On the cusp of the 2008 financial meltdown I wrote about Merrill Lynch’s $50-billion sell-off to Bank of America, America’s second-largest bank. The move, according to the New York Times, was an attempt between the two companies to avert a “deepening financial crisis.”
I didn’t know it at the time, but I was wrong. So were thousands of Bank of America investors. The financial crisis had already arrived at Merrill Lynch.
Merrill’s fourth-quarter loss in 2008 was expected to be $9 billion. According to court papers, the losses were actually closer to $15.84 billion. The financial hit forced Bank of America to get a second, $20 billion taxpayer bailout, and fueled a 93 percent drop in B of A’s share price over the following six months.
Fast forward to September, 2012 when a federal court judge approved a $2.4 billion settlement Bank of America reached with disgruntled investors to resolve securities fraud litigation over the 2008 Merrill Lynch takeover.
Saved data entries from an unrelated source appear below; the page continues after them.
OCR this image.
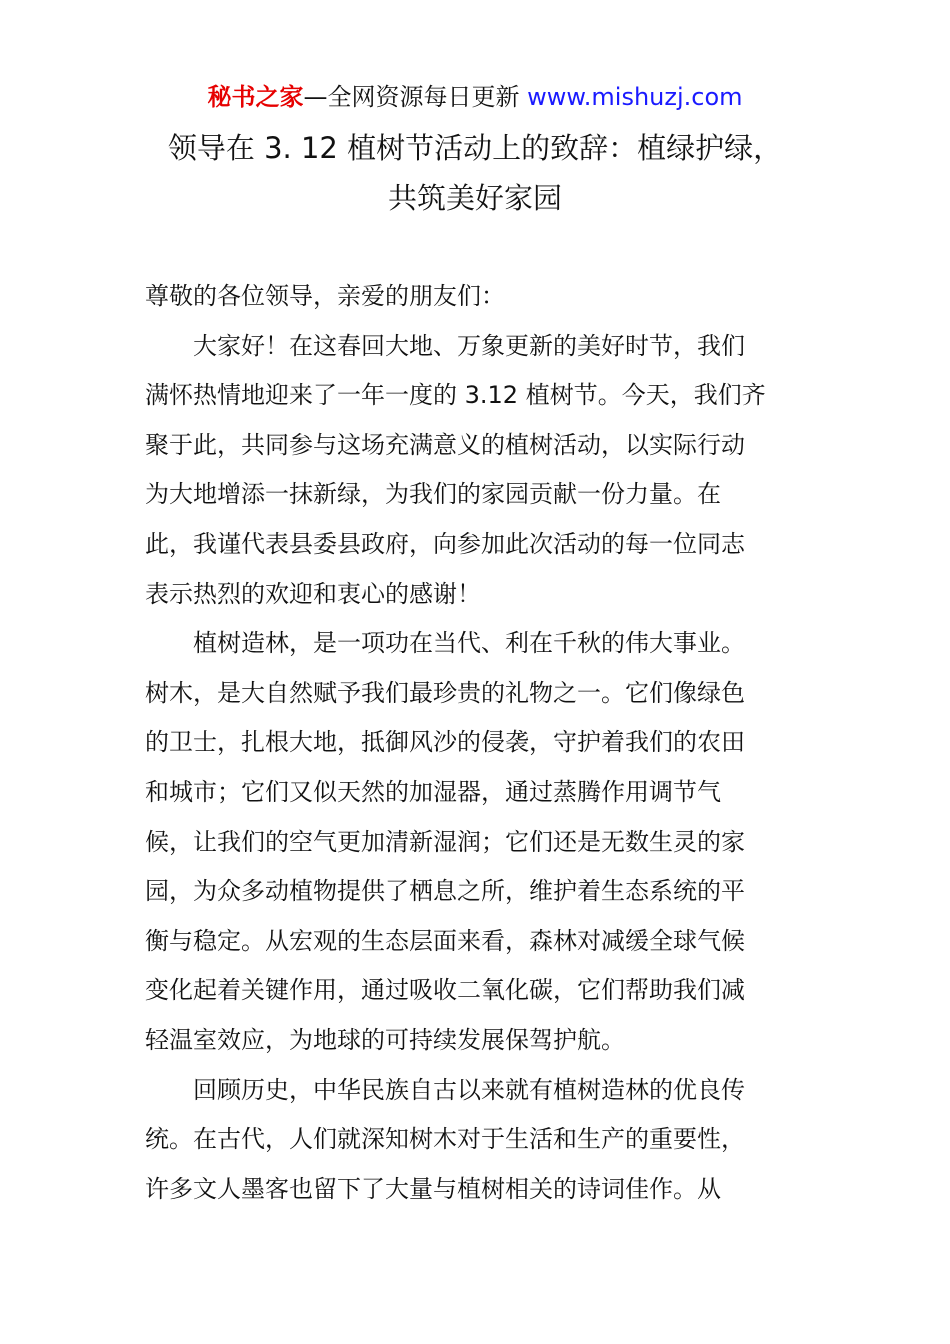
秘书之家—全网资源每日更新 www.mishuzj.com
领导在 3. 12 植树节活动上的致辞：植绿护绿，
共筑美好家园
尊敬的各位领导，亲爱的朋友们：
大家好！在这春回大地、万象更新的美好时节，我们
满怀热情地迎来了一年一度的 3.12 植树节。今天，我们齐
聚于此，共同参与这场充满意义的植树活动，以实际行动
为大地增添一抹新绿，为我们的家园贡献一份力量。在
此，我谨代表县委县政府，向参加此次活动的每一位同志
表示热烈的欢迎和衷心的感谢！
植树造林，是一项功在当代、利在千秋的伟大事业。
树木，是大自然赋予我们最珍贵的礼物之一。它们像绿色
的卫士，扎根大地，抵御风沙的侵袭，守护着我们的农田
和城市；它们又似天然的加湿器，通过蒸腾作用调节气
候，让我们的空气更加清新湿润；它们还是无数生灵的家
园，为众多动植物提供了栖息之所，维护着生态系统的平
衡与稳定。从宏观的生态层面来看，森林对减缓全球气候
变化起着关键作用，通过吸收二氧化碳，它们帮助我们减
轻温室效应，为地球的可持续发展保驾护航。
回顾历史，中华民族自古以来就有植树造林的优良传
统。在古代，人们就深知树木对于生活和生产的重要性，
许多文人墨客也留下了大量与植树相关的诗词佳作。从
According to Reuters, Bank of America investors claimed in court filings that Bank of America directors, including former Chief Executive Kenneth Lewis, misled shareholders about Merrill’s losses.
According to court documents, those Merrill Lynch losses peaked at $15.84 billion in the fourth quarter of 2008. It included $3.6 billion in bonuses Merrill was doling out to employees at the time.
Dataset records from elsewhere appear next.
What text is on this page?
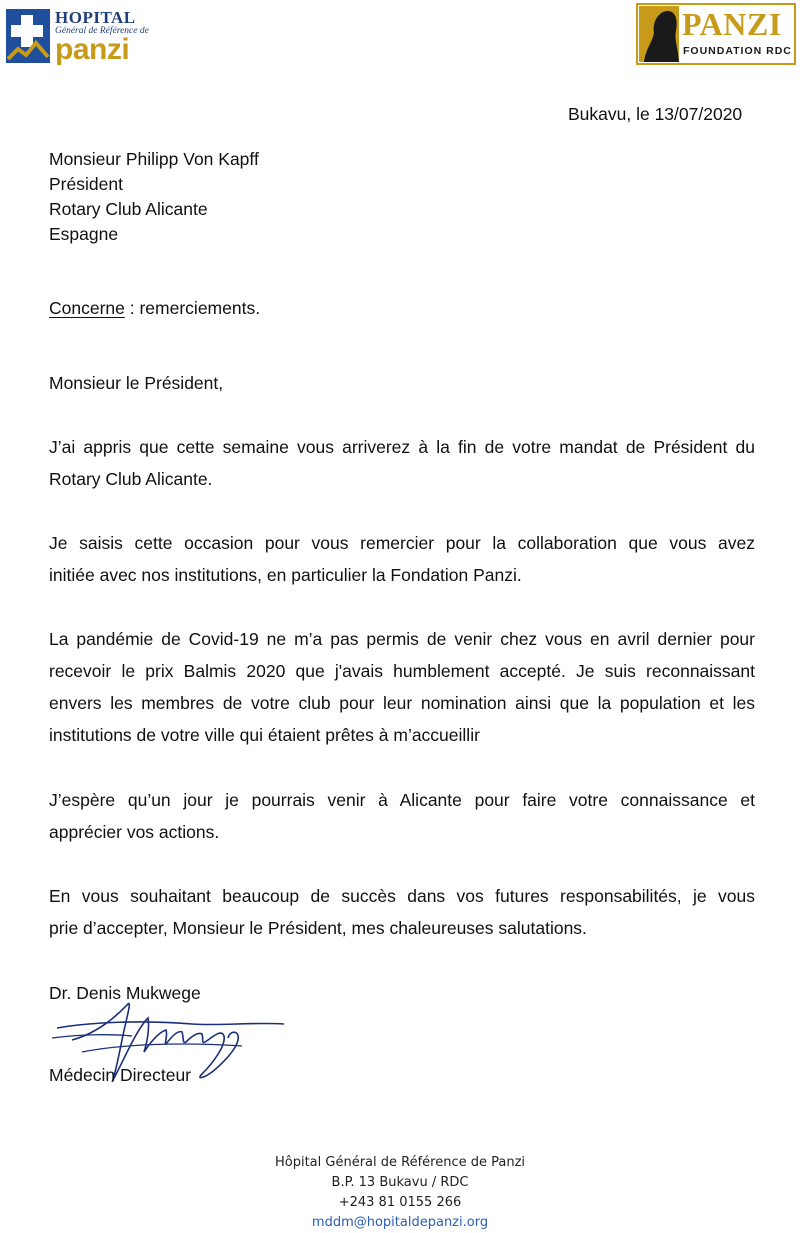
HOPITAL
Général de Référence de
panzi
PANZI
FOUNDATION RDC
Bukavu, le 13/07/2020
Monsieur Philipp Von Kapff
Président
Rotary Club Alicante
Espagne
Concerne : remerciements.
Monsieur le Président,
J’ai appris que cette semaine vous arriverez à la fin de votre mandat de Président du
Rotary Club Alicante.
Je saisis cette occasion pour vous remercier pour la collaboration que vous avez
initiée avec nos institutions, en particulier la Fondation Panzi.
La pandémie de Covid-19 ne m’a pas permis de venir chez vous en avril dernier pour
recevoir le prix Balmis 2020 que j'avais humblement accepté. Je suis reconnaissant
envers les membres de votre club pour leur nomination ainsi que la population et les
institutions de votre ville qui étaient prêtes à m’accueillir
J’espère qu’un jour je pourrais venir à Alicante pour faire votre connaissance et
apprécier vos actions.
En vous souhaitant beaucoup de succès dans vos futures responsabilités, je vous
prie d’accepter, Monsieur le Président, mes chaleureuses salutations.
Dr. Denis Mukwege
Médecin Directeur
Hôpital Général de Référence de Panzi
B.P. 13 Bukavu / RDC
+243 81 0155 266
mddm@hopitaldepanzi.org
Additional legal settlements involving Bank of America’s representation of Merrill’s losses in 2008 are pending. There’s also a $1 billion suit filed by the Department of Justice last October alleging fraudulent loan practices.
Bank of America this week agreed to pay another $11.6 billion to settle Federal National Mortgage Association’s claims and to resolve problems over the collapse of distressed mortgages, most of them made by B of A’s acquisition of Countrywide Financial.
Today, Bank of America stock is selling ($11.63 a share) at a 65-percent discount over what it was worth before tanking in late 2008
I was leery enough in September of 2008 to express my doubts about the wisdom of the U.S. taxpayer funded bailout support for the so-called “too big to fail” banks. I was also leery of the B of A purchase of Merrill Lynch. I wrote:
Under the latest deal the New York Times reported that Merrill’s so-called “thundering herd” of 17,000 brokers will be combined with Bank of America’s smaller group of wealth advisers and called Merrill Lynch Wealth Management. After this latest announcement, Merrill Lynch’s new Wealth Management title could be the biggest stretch of the decade.
More than five years later, the biggest stretch of the decade continues.
Two cases against Bank of America
Bank of America Securities, Derivative and Employee Retirement Income Securities Act litigation, 09-02058, U.S. District Court, Southern District of New York (Manhattan).
Nancy Rothbaum v. Kenneth D. Lewis, CA4307, Delaware Chancery Court (Wilmington).